The move by publishers into the core research and teaching missions of colleges and universities, with tools aimed at evaluating productivity and performance, means that the academic community could lose control over vast areas of its core activities. In addition, the collection of massive amounts of data about faculty and students poses a significant legal and reputational risk for institutions, along with potential privacy and security threats for individuals.

from Claudio Aspesi, The Changing Academic Publishing Industry – Implications for Academic Institutions

This week’s weekend Big Deal Longread is an in-depth analysis of the academic publishing industry, including both research and textbooks/teaching materials. (While not directly relevant to the Big Deal, there is a new urgency in understanding the textbook industry, now that two of the three dominant players are trying to merge.)

In this Landscape Analysis, commissioned by SPARC, Claudio Aspesi, a market analyst who has been following the industry for more than a decade, takes a look at the financials, the business models, and the strategic plays of the biggest companies in these sectors, and concludes with some recommendations and words of warning for institutions of higher education. While Aspesi predicts the big publishers will cling to the Big Deal and to paywalled content models for as long as possible, he also urges higher education institutions to be wary of the big publishers’ moves toward becoming dominant in data analytics, monetizing the entire scholarly workflow in ways that could cut to the core of universities’ missions.

Regarding Big Deal price increases, Aspesi observes:

Historically, Elsevier has pursued price increases in the region of 5% annually, and justified this request with the parallel 5% growth in articles it publishes. This argument is flawed for two reasons: it assumes that there are neither productivity gains nor scale economies anywhere in the business. The first part of the argument is surprising – if productivity at Elsevier does not rise, then management is not doing its job properly – and the second part of the argument is wrong – administration or IT staff does not rise just because more articles are published.
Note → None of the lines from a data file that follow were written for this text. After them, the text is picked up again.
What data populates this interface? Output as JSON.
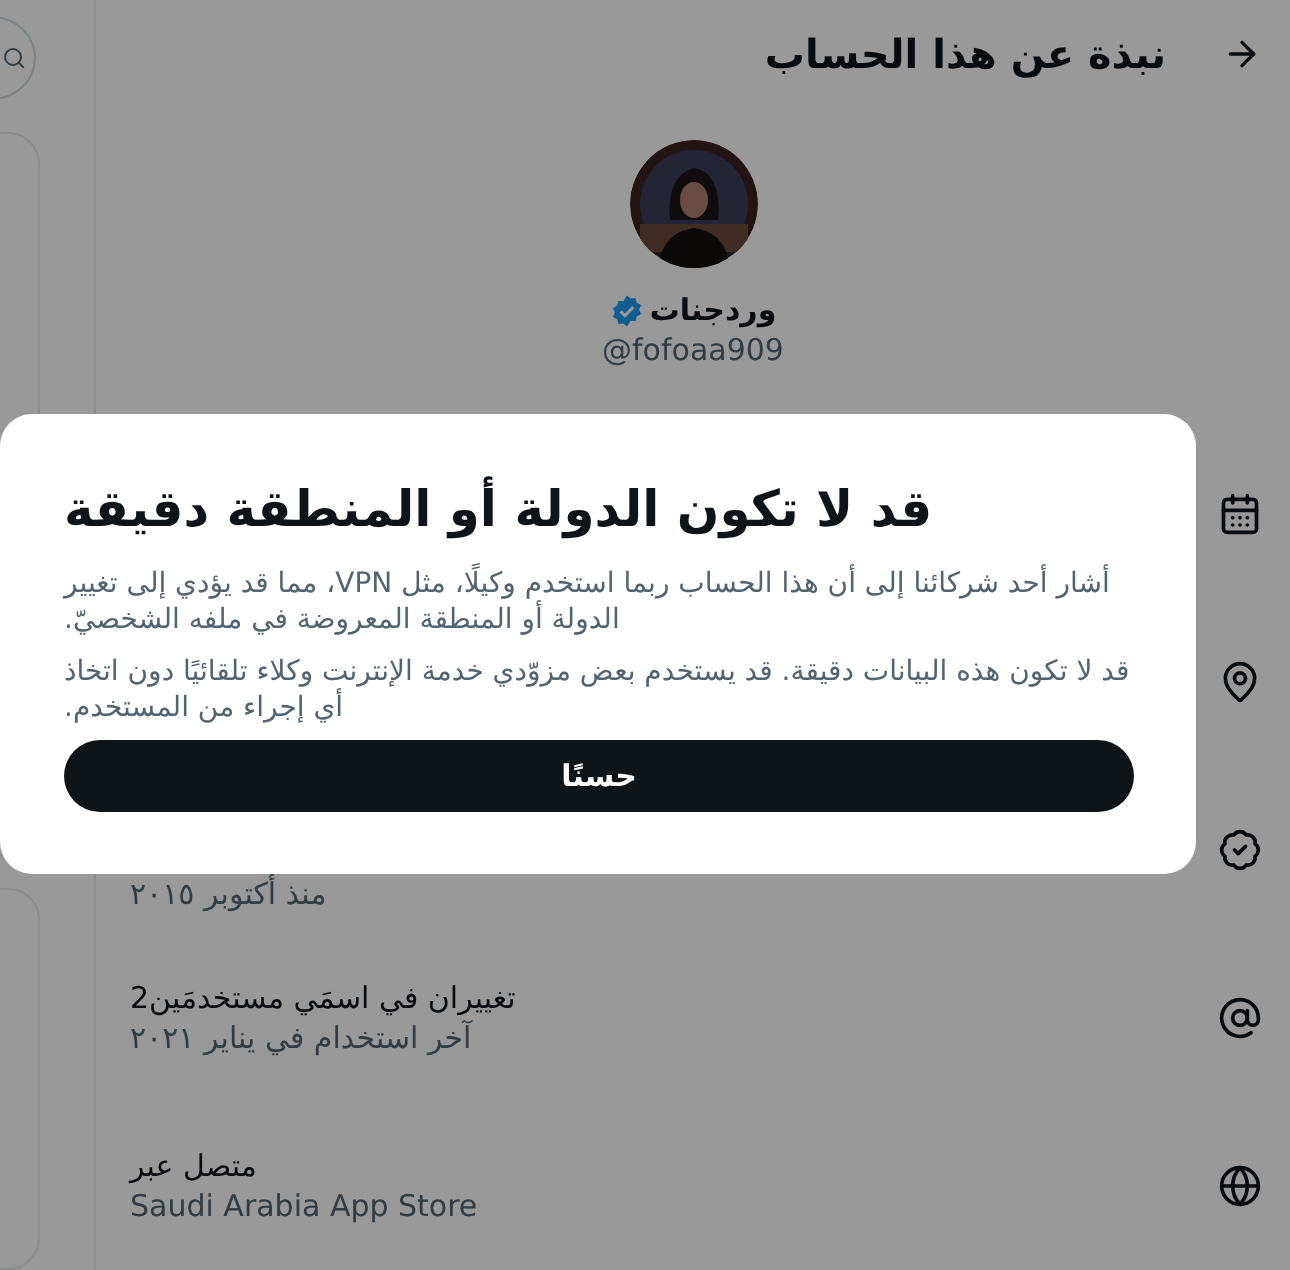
{
  "header": {
    "title": "نبذة عن هذا الحساب"
  },
  "profile": {
    "name": "وردجنات",
    "verified": true,
    "handle": "@fofoaa909"
  },
  "rows": [
    {
      "kind": "calendar"
    },
    {
      "kind": "location"
    },
    {
      "kind": "verified",
      "detail": "منذ أكتوبر ٢٠١٥"
    },
    {
      "kind": "username",
      "title": "تغييران في اسمَي مستخدمَين2",
      "detail": "آخر استخدام في يناير ٢٠٢١"
    },
    {
      "kind": "globe",
      "title": "متصل عبر",
      "detail": "Saudi Arabia App Store"
    }
  ],
  "dialog": {
    "title": "قد لا تكون الدولة أو المنطقة دقيقة",
    "paragraphs": [
      "أشار أحد شركائنا إلى أن هذا الحساب ربما استخدم وكيلًا، مثل VPN، مما قد يؤدي إلى تغيير الدولة أو المنطقة المعروضة في ملفه الشخصيّ.",
      "قد لا تكون هذه البيانات دقيقة. قد يستخدم بعض مزوّدي خدمة الإنترنت وكلاء تلقائيًا دون اتخاذ أي إجراء من المستخدم."
    ],
    "button": "حسنًا"
  }
}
In light of the financial pressure on academic library budgets, refusing to pass along some of the savings is strictly a commercial and business decision, but it does invite retaliation from customers when possible. We have seen that Elsevier is effectively reinvesting some of these gains in new products and services which offer no benefit to libraries, as they are targeted to other users within universities (and even to completely different customers). In other words, librarians are asked to bear the financial burden of investments which will benefit some other category of customers, as well as the shareholders and management of Elsevier.

Another issue with the request for an annual increase based on a larger number of articles published is the quality of those additional articles. Just because it is additional research does not make it equal in quality. In general, a large amount of published research may end up of limited or no use to subscribers. Data released by ten UK universities on readership in chemistry and life sciences journals show that 50% of journals account for 5 to 10% of all article readership[…] In the absence of obligations for leading journals to add articles at a pace that is at least in line with the overall growth rate of articles published, there is a significant risk that the average “quality” of the articles will decline. This, in turn, is a contentious issue for librarians asked to fund a growing number of journals and articles with no guarantee that their quality will be adequate.

The whole thing is worth your time. Enjoy, and have a great weekend!